Figure 5 presents the results of the root square mean error (RMSE) between monthly release and downstream demand. The RMSE of the HPSOGWO results were in the order of 2.5E − 04 and better than RGA for each month by 100%, which is also better than those of GSA in the majority of months by 75%.

Fig. 5

Monthly RMSE of algorithms during the operation period (MCM)
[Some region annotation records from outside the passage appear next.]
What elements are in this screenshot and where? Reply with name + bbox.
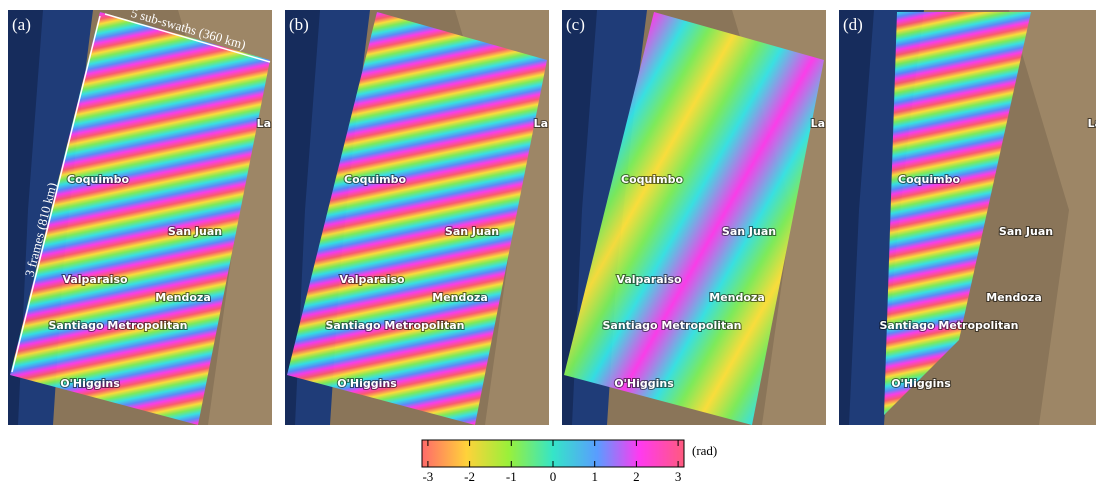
place-name: O'Higgins bbox=[60, 377, 120, 390]
place-name: San Juan bbox=[999, 225, 1053, 238]
place-name: Coquimbo bbox=[344, 173, 406, 186]
panel-label: (d) bbox=[843, 15, 863, 34]
tick-label: 3 bbox=[675, 469, 682, 484]
place-name: Valparaiso bbox=[616, 273, 682, 286]
place-name: La R bbox=[1088, 117, 1096, 130]
place-name: San Juan bbox=[168, 225, 222, 238]
tick-label: -1 bbox=[506, 469, 517, 484]
place-name: Coquimbo bbox=[621, 173, 683, 186]
place-name: Coquimbo bbox=[67, 173, 129, 186]
map-panel: (b) La R Coquimbo San Juan Valparaiso Mendoza… bbox=[285, 10, 561, 425]
figure: (a) La R Coquimbo San Juan Valparaiso Mendoza… bbox=[0, 0, 1096, 489]
place-name: Santiago Metropolitan bbox=[325, 319, 464, 332]
place-name: O'Higgins bbox=[891, 377, 951, 390]
colorbar-unit: (rad) bbox=[692, 443, 717, 458]
place-name: La R bbox=[257, 117, 284, 130]
place-name: O'Higgins bbox=[614, 377, 674, 390]
tick-label: -3 bbox=[422, 469, 433, 484]
map-panel: (c) La R Coquimbo San Juan Valparaiso Mendoza… bbox=[562, 10, 838, 425]
place-name: Mendoza bbox=[709, 291, 765, 304]
map-panel: (a) La R Coquimbo San Juan Valparaiso Mendoza… bbox=[8, 5, 284, 425]
place-name: O'Higgins bbox=[337, 377, 397, 390]
panel-label: (c) bbox=[566, 15, 585, 34]
place-name: Valparaiso bbox=[339, 273, 405, 286]
tick-label: 1 bbox=[591, 469, 598, 484]
place-name: Mendoza bbox=[986, 291, 1042, 304]
place-name: Coquimbo bbox=[898, 173, 960, 186]
tick-label: 2 bbox=[633, 469, 640, 484]
place-name: Mendoza bbox=[432, 291, 488, 304]
place-name: Santiago Metropolitan bbox=[602, 319, 741, 332]
map-panel: (d) La R Coquimbo San Juan Mendoza Santiago M… bbox=[839, 10, 1096, 425]
tick-label: -2 bbox=[464, 469, 475, 484]
place-name: Valparaiso bbox=[62, 273, 128, 286]
place-name: San Juan bbox=[722, 225, 776, 238]
place-name: Santiago Metropolitan bbox=[48, 319, 187, 332]
place-name: La R bbox=[534, 117, 561, 130]
place-name: La R bbox=[811, 117, 838, 130]
place-name: Santiago Metropolitan bbox=[879, 319, 1018, 332]
panel-label: (a) bbox=[12, 15, 31, 34]
tick-label: 0 bbox=[550, 469, 557, 484]
place-name: San Juan bbox=[445, 225, 499, 238]
panel-label: (b) bbox=[289, 15, 309, 34]
place-name: Mendoza bbox=[155, 291, 211, 304]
Figure 6 illustrates the optimal releases from the Hammam Boughrara reservoir as calculated by the three algorithms and storage evolution during the operating period. Results indicate the superposition of the release curves with downstream demand for the three algorithms. The derived curves for storage presented the same trend and found between the minimum and maximum storage volumes of the reservoir. In fact, they evidently show the algorithms’ consideration of the minimum and maximum storage constraints.

Fig. 6

a released water volume and b storage volume evolution

Table 5 presents high reliability and resiliency, and low vulnerability for all algorithms. The values of the indices were identical for HPSOGWO and GSA and better than RGA. These finding confirms the previous results and proves the capability of HPSOGWO to optimize reservoir operation.

Table 5 Results of reliability, resiliency, and vulnerability indices for the Hammam Boughrara reservoir

4 Conclusion

Evolutionary algorithms have recently been used to solve a wide range of optimization problems. This study evaluated a hybrid algorithm of PSO and GWO, which is collectively called HPSOGWO. The study used two case studies, namely, minimizing four benchmark functions and solving the single reservoir optimization problem using the non-linear objective function. In addition, HPSOGWO was compared with two efficient algorithms, namely, RGA and GSA, whose performances were verified in the literature.

In the first case study, the algorithms were independently run for 20 times, where HPSOGWO proved its competitive capability of minimizing unimodal and multimodal mathematical functions. It was ranked the most powerful among half of the studied benchmarks and second for the remainder.

Optimizing the Hammam Boughrara reservoir operation was selected as the second case study, where the three algorithms were independently run 10 times. Sensitivity analysis demonstrated that HPSOGWO required a small search population size and can achieve high-quality solutions. Moreover, the average monthly RMSE indicated the high precision of release computation by HPSOGWO compared with the other algorithms. However, the average and standard deviation of the results revealed that HPSOGWO ranked second to GSA. The reliability and resiliency indices for the algorithms were high, whereas the vulnerability index was low. Furthermore, the indices for HPSOGWO and GSA were identical and better than RGA. Hence, the previous results prove the usability of HPSOGWO for such problems.

Despite the capability of HPSOGWO to overcome trapping in the local minima, it suffers from drawbacks, such as low stability, which is indicated by the high value of variation coefficient compared with RGA and GSA. Thus, additional efforts are needed to improve its performance.